Originally studying at Sixth Form on leaving school, Lewis soon realised that it wasn’t for him:

“I found I disliked being constantly confined to a classroom – I like to learn by doing, rather than from textbooks. I made the decision to leave after completing my first year; and find something more practical.”

Lewis heard about the Universal Wolf apprenticeship through a family friend, applied, and never looked back:

“I really enjoy coming to work every day – I’m always learning. I would absolutely recommend an apprenticeship at Universal Wolf to anyone who wants to feel both supported and challenged in their role.”

apprentices looking at metalwork

Josh Harrison – CNC Machining Apprentice

Josh is a third-year apprentice, whose journey with Universal Wolf began on a work experience placement while he was still in school. He has always been certain that an apprenticeship was the right choice for him:

“I’ve been aware of Universal Wolf for a long time – my dad has worked here for a decade and a half! My work experience really opened my eyes to the possibilities a career in Engineering could offer. Combined with the added draw of earning while I learn, an apprenticeship was the obvious choice for me.”

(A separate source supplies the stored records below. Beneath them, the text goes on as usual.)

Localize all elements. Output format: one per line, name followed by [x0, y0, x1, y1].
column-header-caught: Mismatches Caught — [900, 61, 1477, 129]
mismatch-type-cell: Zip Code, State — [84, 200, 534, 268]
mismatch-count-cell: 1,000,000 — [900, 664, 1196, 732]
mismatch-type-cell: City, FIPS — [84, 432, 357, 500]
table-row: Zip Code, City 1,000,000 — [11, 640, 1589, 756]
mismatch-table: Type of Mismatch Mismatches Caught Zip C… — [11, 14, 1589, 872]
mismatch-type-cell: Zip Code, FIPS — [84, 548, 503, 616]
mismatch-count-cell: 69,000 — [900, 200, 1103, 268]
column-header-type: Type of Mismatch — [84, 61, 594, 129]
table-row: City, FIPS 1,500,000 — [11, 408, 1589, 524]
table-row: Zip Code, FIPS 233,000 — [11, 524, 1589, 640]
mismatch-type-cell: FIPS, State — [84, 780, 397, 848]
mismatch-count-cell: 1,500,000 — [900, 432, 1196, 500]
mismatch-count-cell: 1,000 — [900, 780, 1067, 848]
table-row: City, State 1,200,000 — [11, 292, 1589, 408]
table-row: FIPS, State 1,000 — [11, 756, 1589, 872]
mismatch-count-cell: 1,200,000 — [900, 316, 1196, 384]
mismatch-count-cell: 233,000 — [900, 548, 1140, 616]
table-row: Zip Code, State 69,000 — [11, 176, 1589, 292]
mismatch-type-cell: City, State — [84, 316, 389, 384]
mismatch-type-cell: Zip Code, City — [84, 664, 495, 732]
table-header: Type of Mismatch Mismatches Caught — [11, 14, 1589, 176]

apprentice looking at camera

Nathan Mould – Engineer Technician Apprentice

Nathan joined us as an apprentice at age 22. Having followed the ‘standard’ further education path which was presented to him at school – college, followed by university – he realised early on that it wasn’t right for him:

“I realised that the lack of practical, hands-on tasks and the abstract nature of the work I was doing wasn’t for me – I found it very demotivating and eventually left university at the end of my second year.

I knew that I wanted to continue in education, but not in the same style of teaching. This is when I began looking into apprenticeships, as they embodied the academic and practical aspects of education I was looking for.

I’ve always been interested in Engineering, Maths and Physics; so an Engineering apprenticeship was a natural choice – I get to apply all these subjects to real-world projects.”